Home, home on the range

I’m home this weekend – for the full weekend! Wow, what a change of pace from the last few weeks. To celebrate, I’m giving 10% off all the souvenir items in the salesroom today (Friday), tomorrow and Sunday. The catch is that you have to buy them here at the winery and mention that you read this blog entry.   So come on down and enjoy a nice picnic on the porch, and stock up on t-shirts, glasses, or cork stoppers.

For those following the bottling process, you saw we had bottles arrive on Thursday last week. Clyde finished all his filtering yesterday, and now we are just waiting for our corks to arrive. They were supposed to be shipped yesterday, so we should be able to begin bottling next week. Yay! Cheers everyone.

Weird & Wild Wine Tank

Missouri Wine Tartrates

I’m showing you all kinds of yummy stuff these days.  This picture is showing the doorway into one of our 1000 gallon wine tanks.  Clyde has filtered all the wine that was in the tank and now we are left with the remains from the cold-stabilization process: tartrate crystals.  OK, hopefully I get this one correct; these crystals are potassium bitartrate which forms when the wine chills down or sits for a long period of time.  The potassium in the fresh wine combines with the tartaric acid to make these crystals.

This year the crystals looked very odd!  They built up on the inside of the door like stalagmites, or mud dauber nests.  Clyde has never seen tartrates form like this before so he grabbed the camera to share.  We saved a few of these for show and tell at the winery, in case you’d like to see these in person.  In the meantime, here’s a closer look at these miniature tartrate towers:

Missouri Wine Tartrates on tank door

On a closer look, they look like coral.  Or worms.  I know it’s not appetizing-looking (especially when I describe them so delightfully), but these crystals are actually harvested (at much larger wineries than ourselves) and ground up into a fine powder so you can use them in your meringue cookies.  That’s right, these crystals are actually cream of tartar.  Cool huh?

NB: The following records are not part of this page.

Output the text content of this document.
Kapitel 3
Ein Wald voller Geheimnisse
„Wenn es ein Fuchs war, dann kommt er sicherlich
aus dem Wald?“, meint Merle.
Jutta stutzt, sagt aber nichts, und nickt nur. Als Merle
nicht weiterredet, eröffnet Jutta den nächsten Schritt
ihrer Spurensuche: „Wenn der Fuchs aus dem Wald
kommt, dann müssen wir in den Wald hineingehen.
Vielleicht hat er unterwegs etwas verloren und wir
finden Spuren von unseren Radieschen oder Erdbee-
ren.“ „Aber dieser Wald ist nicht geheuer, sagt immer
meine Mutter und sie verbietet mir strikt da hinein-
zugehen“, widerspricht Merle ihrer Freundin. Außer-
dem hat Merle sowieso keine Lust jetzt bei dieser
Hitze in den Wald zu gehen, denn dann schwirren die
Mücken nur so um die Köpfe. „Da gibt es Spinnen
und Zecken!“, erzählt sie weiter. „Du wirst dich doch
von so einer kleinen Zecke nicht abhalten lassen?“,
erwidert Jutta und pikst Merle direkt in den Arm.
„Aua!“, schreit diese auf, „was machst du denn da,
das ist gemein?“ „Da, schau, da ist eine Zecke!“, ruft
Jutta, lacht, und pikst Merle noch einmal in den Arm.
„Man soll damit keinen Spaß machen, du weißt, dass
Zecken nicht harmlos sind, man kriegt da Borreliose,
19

We do filter our wine so these don’t actually make it into the bottle.  But if you do ever get a wine and notice sediment or small white flakes in the bottle, those are the same thing as what you see above, and you don’t have to worry that they will hurt you.  The are gritty and annoying though, so just pour your wine through a coffee filter to keep the crystals out of your wineglass.

Cheers!

Truck unloading

I’m back after a busy end-of-week flurry of deliveries & tastings.  Sorry to have waited so long to post here.  A note from the comments in the last couple of weeks…thanks so much to all who posted well-wishes on our anniversary.  Also, thank you to Vivian for i.d.-ing those pretty little flowers for me….I’m going to order your reference book!

And for all the techies out there – I am not one.  Which is probably obvious, since I clearly showed you a rotary lobe pump in my last post, not a centrifugal pump as stated.  Oops.  Sorry for all the confusion.

That being said, I have more confusion to show you, which happened waaaaay back on Thursday morning.  Our bottles arrived!  We can bottle again!  Good news for those Yadkin Creek fans out there that have been waiting for more product.

Here is a very large Semi truck filled with pallets ‘o bottles:

 unloading a truck at our missouri winery 1

Clyde takes a pallet off of the truck, and drops it next to the cottage.  While he’s doing that, Jeff sets up chains so the pallets at the back of the truck can be dragged to the front:

unloading a truck at our missouri winery 2

unloading a truck at our missouri winery 3

After the pallet is up near the front, the chains are moved out of the way, and Clyde picks it up with the forks on the tractor (notice what the front tire looks like before he actually picks up the pallet ‘o bottles):

unloading a truck at our missouri winery 4

And now check out that front tire as Clyde lowers the pallet down to the ground:

unloading a truck at our missouri winery 5

Hope it doesn’t pop!  Now that the pallet is off the truck, Clyde takes it to his temporary drop point:

unloading a truck at our missouri winery 6

The guys unloaded 15 pallets off the truck on Thursday  morning.  I had to get the oil changed on our car and then take wine down to Hy-Vee at Lake of the Ozarks.  By the time I had made the delivery, the bottles were all put away under cover.  Good thing too, since it poured cats and dogs on Friday!

There is more filtering going on today.  Clyde was able to filter about 1000 gallons on Wednesday last week.  But he hasn’t been able to do any more filtering since he was busy working the salesroom.  He’s so versatile…. savvy winemaker one day, concentrating tractor operator the next day, friendly salesperson the next.

Hope everyone is enjoying the weekend!  Cheers.